Honestly I would encourage parents to consider sports at this age where ever it is available.  It's good wholesome fun all while learning valuable life lessons.  At the very least encouraging sports at a young age is also instilling in a child the importance of physical activity in a healthy lifestyle.

Secretly, I'm really hoping B doesn't decide to be a hockey player.  I'm not a morning person, nor do I like cold arenas.  On the other hand, I do like coffee and chatting with other parents...

Thursday, 19 August 2010

Who could you Honour?

This post is long overdue...

The current series being shared at my church is on "Lost Virtues" and the first in the series was Honour. Check out the podcasts at (a)dore Victoria.  This prompted me to honour a friend who has and continues to impact my life with her strength and determination (Read "Brought to you by the letter J"

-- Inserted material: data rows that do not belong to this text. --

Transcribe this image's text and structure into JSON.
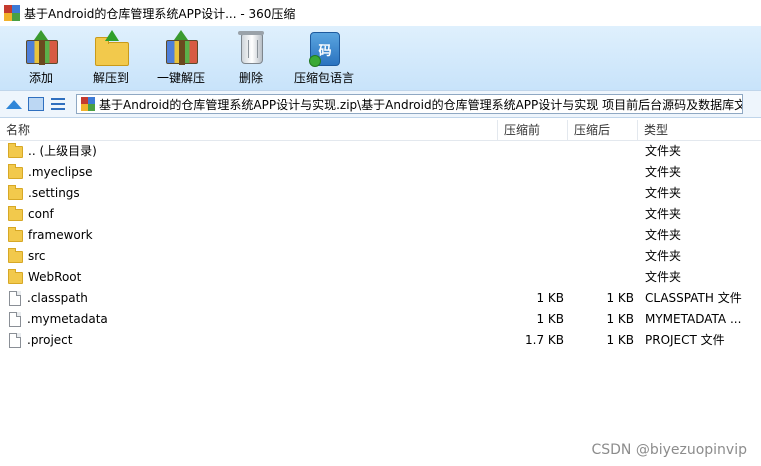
{
  "window": {
    "title": "基于Android的仓库管理系统APP设计... - 360压缩"
  },
  "toolbar": {
    "buttons": [
      {
        "label": "添加",
        "icon": "add-archive-icon"
      },
      {
        "label": "解压到",
        "icon": "extract-to-icon"
      },
      {
        "label": "一键解压",
        "icon": "one-click-extract-icon"
      },
      {
        "label": "删除",
        "icon": "delete-icon"
      },
      {
        "label": "压缩包语言",
        "icon": "archive-language-icon"
      }
    ],
    "lang_glyph": "码"
  },
  "address": {
    "path": "基于Android的仓库管理系统APP设计与实现.zip\\基于Android的仓库管理系统APP设计与实现 项目前后台源码及数据库文"
  },
  "columns": {
    "name": "名称",
    "compressed": "压缩前",
    "original": "压缩后",
    "type": "类型"
  },
  "files": [
    {
      "name": ".. (上级目录)",
      "compressed": "",
      "original": "",
      "type": "文件夹",
      "kind": "folder"
    },
    {
      "name": ".myeclipse",
      "compressed": "",
      "original": "",
      "type": "文件夹",
      "kind": "folder"
    },
    {
      "name": ".settings",
      "compressed": "",
      "original": "",
      "type": "文件夹",
      "kind": "folder"
    },
    {
      "name": "conf",
      "compressed": "",
      "original": "",
      "type": "文件夹",
      "kind": "folder"
    },
    {
      "name": "framework",
      "compressed": "",
      "original": "",
      "type": "文件夹",
      "kind": "folder"
    },
    {
      "name": "src",
      "compressed": "",
      "original": "",
      "type": "文件夹",
      "kind": "folder"
    },
    {
      "name": "WebRoot",
      "compressed": "",
      "original": "",
      "type": "文件夹",
      "kind": "folder"
    },
    {
      "name": ".classpath",
      "compressed": "1 KB",
      "original": "1 KB",
      "type": "CLASSPATH 文件",
      "kind": "file"
    },
    {
      "name": ".mymetadata",
      "compressed": "1 KB",
      "original": "1 KB",
      "type": "MYMETADATA ...",
      "kind": "file"
    },
    {
      "name": ".project",
      "compressed": "1.7 KB",
      "original": "1 KB",
      "type": "PROJECT 文件",
      "kind": "file"
    }
  ],
  "watermark": "CSDN @biyezuopinvip"
}
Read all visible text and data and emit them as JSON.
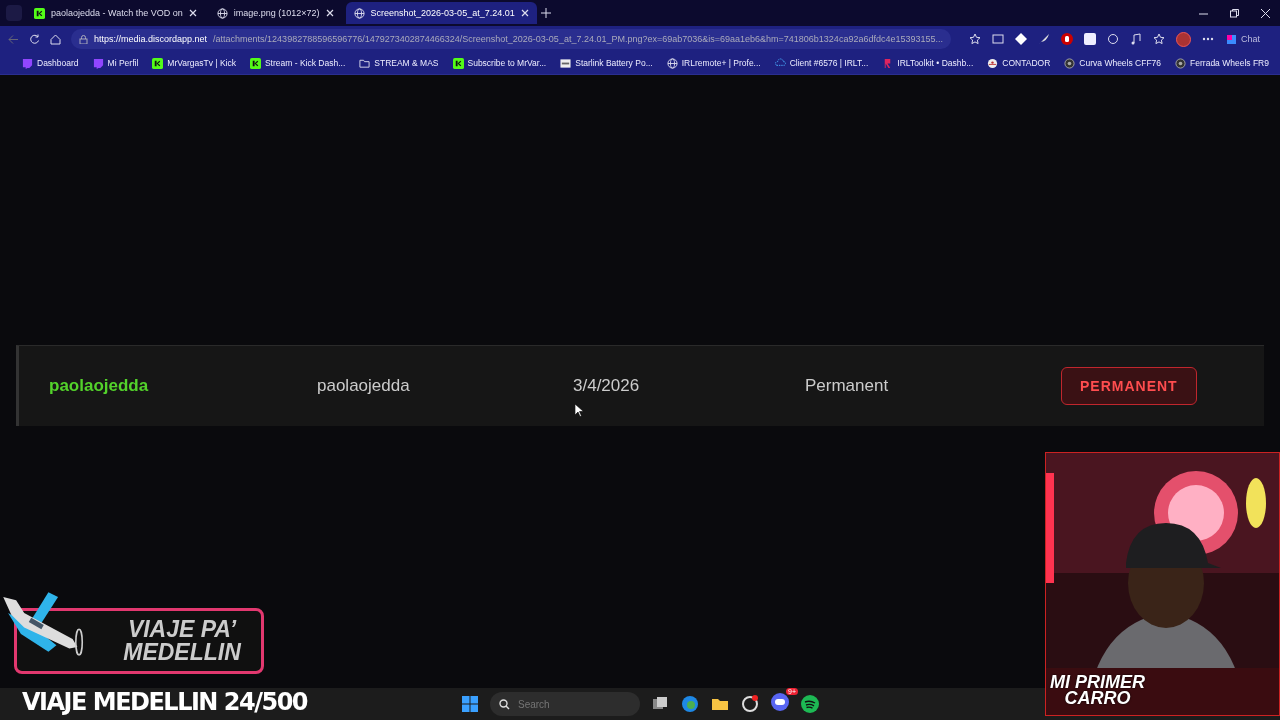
{
  "tabs": [
    {
      "title": "paolaojedda - Watch the VOD on",
      "kind": "square",
      "selected": false
    },
    {
      "title": "image.png (1012×72)",
      "kind": "globe",
      "selected": false
    },
    {
      "title": "Screenshot_2026-03-05_at_7.24.01",
      "kind": "globe",
      "selected": true
    }
  ],
  "address": {
    "host": "https://media.discordapp.net",
    "path": "/attachments/1243982788596596776/1479273402874466324/Screenshot_2026-03-05_at_7.24.01_PM.png?ex=69ab7036&is=69aa1eb6&hm=741806b1324ca92a6dfdc4e15393155..."
  },
  "toolbar": {
    "chat": "Chat"
  },
  "bookmarks": [
    {
      "label": "Dashboard",
      "kind": "chat"
    },
    {
      "label": "Mi Perfil",
      "kind": "chat"
    },
    {
      "label": "MrVargasTv | Kick",
      "kind": "square"
    },
    {
      "label": "Stream - Kick Dash...",
      "kind": "square"
    },
    {
      "label": "STREAM & MAS",
      "kind": "folder"
    },
    {
      "label": "Subscribe to MrVar...",
      "kind": "square"
    },
    {
      "label": "Starlink Battery Po...",
      "kind": "doc"
    },
    {
      "label": "IRLremote+ | Profe...",
      "kind": "globe"
    },
    {
      "label": "Client #6576 | IRLT...",
      "kind": "cloud"
    },
    {
      "label": "IRLToolkit • Dashb...",
      "kind": "mark"
    },
    {
      "label": "CONTADOR",
      "kind": "dial"
    },
    {
      "label": "Curva Wheels CFF76",
      "kind": "wheel"
    },
    {
      "label": "Ferrada Wheels FR9",
      "kind": "wheel"
    }
  ],
  "ban_row": {
    "user": "paolaojedda",
    "moderator": "paolaojedda",
    "date": "3/4/2026",
    "duration": "Permanent",
    "badge": "PERMANENT"
  },
  "overlay": {
    "title_line_1": "VIAJE PA’",
    "title_line_2": "MEDELLIN",
    "counter": "VIAJE MEDELLIN 24/500",
    "cam_caption_1": "MI PRIMER",
    "cam_caption_2": "CARRO"
  },
  "taskbar": {
    "search": {
      "placeholder": "Search"
    },
    "discord_badge": "9+"
  }
}
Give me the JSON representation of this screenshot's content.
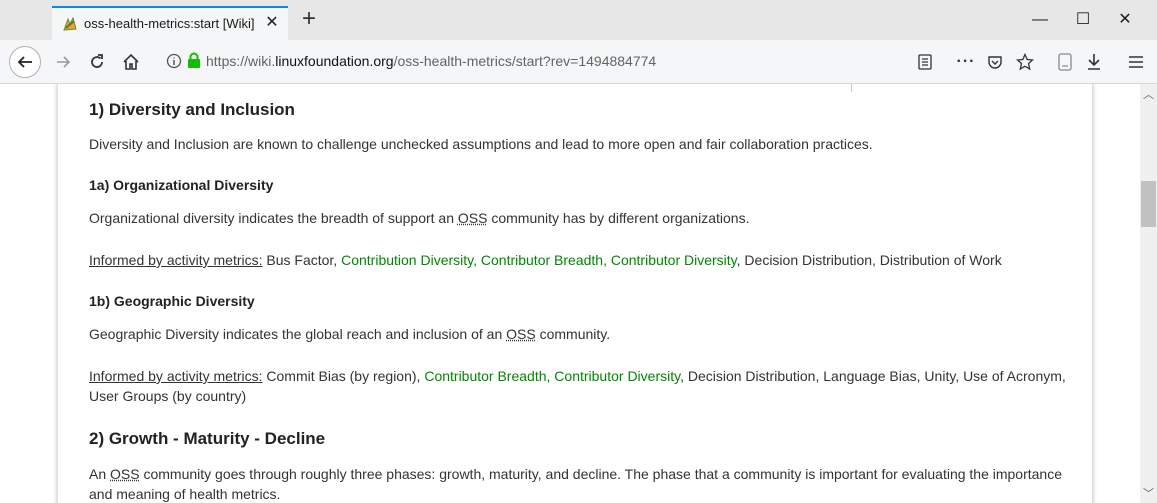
{
  "browser": {
    "tab": {
      "title": "oss-health-metrics:start [Wiki]"
    },
    "url": {
      "prefix": "https://wiki.",
      "domain": "linuxfoundation.org",
      "path": "/oss-health-metrics/start?rev=1494884774"
    }
  },
  "content": {
    "section1": {
      "heading": "1) Diversity and Inclusion",
      "intro": "Diversity and Inclusion are known to challenge unchecked assumptions and lead to more open and fair collaboration practices."
    },
    "section1a": {
      "heading": "1a) Organizational Diversity",
      "desc_before": "Organizational diversity indicates the breadth of support an ",
      "desc_abbr": "OSS",
      "desc_after": " community has by different organizations.",
      "metrics_label": "Informed by activity metrics:",
      "m1": " Bus Factor, ",
      "link1": "Contribution Diversity,",
      "sp1": " ",
      "link2": "Contributor Breadth,",
      "sp2": " ",
      "link3": "Contributor Diversity",
      "m2": ", Decision Distribution, Distribution of Work"
    },
    "section1b": {
      "heading": "1b) Geographic Diversity",
      "desc_before": "Geographic Diversity indicates the global reach and inclusion of an ",
      "desc_abbr": "OSS",
      "desc_after": " community.",
      "metrics_label": "Informed by activity metrics:",
      "m1": " Commit Bias (by region), ",
      "link1": "Contributor Breadth,",
      "sp1": " ",
      "link2": "Contributor Diversity",
      "m2": ", Decision Distribution, Language Bias, Unity, Use of Acronym, User Groups (by country)"
    },
    "section2": {
      "heading": "2) Growth - Maturity - Decline",
      "desc_before": "An ",
      "desc_abbr": "OSS",
      "desc_after": " community goes through roughly three phases: growth, maturity, and decline. The phase that a community is important for evaluating the importance and meaning of health metrics."
    }
  },
  "colors": {
    "link_green": "#008800",
    "tab_accent": "#0a84ff",
    "lock_green": "#12bc00"
  }
}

Since the message, and Jo's overwhelming response to my post I have done a lot of thinking. The message shared by Andy Moore needs to be spread like wildfire. Shifting virtues could very well be held responsible for the various negative trends occurring in the behaviour of young adults, youth and children in today's age.

Daily I face the false sense of entitlement. I work in the legal department of a collection agency. No I'm not the bad guy. I'm just the one using extreme measures to force you to honour your financial commitment to whom you received goods or services from. Yes I realize that some people hit hard times and are unable to pay as they intend but honestly, is it honourable to then simply try to hide from the situation? Credit counselors first advise to make contact with creditors and try to work out a deal when unexpected hard times hit.

Another part of my life that lacked honour was in my marriages. Yes, it's plural. I've been married twice. First marriage ended when my then husband ran out without so much as an explanation. It was nine years later through Facebook that I was told of rumours that I was having an affair with my personal trainer. I'm not sure which hurt more, the thought that my ex thought I could dishonour him so severely by breaking my wedding vows or that he dishonoured me by not talking to me about the rumours first.

My second marriage truly tested my ability to honour my marriage vows. In the end my then husband's extreme lack of honour was the root of the marriage breakdown. His behaviour has been categorized by counselors as "abusive" however I was never physically harmed however I am still recovering from the mental and emotional damage that was done by the horrible words spoken.

Now I realize that honouring someone is not always easy but it is highly beneficial. While indulging in Tara Banks talk show one day she shared how Demi Moore retaliates negative comments on her Twitter stream by sending that tweep back an overly positive message. VERY difficult but highly rewarding action.

Since hearing Andy's message I have tried to be more conscious about honouring those I love in my life and attempting to curb my unconscious ability to dishonour people in hopes that I can stop such a negative destructive behaviour. I hope those that read this can do the same.

My question to you is: Who could you honour today?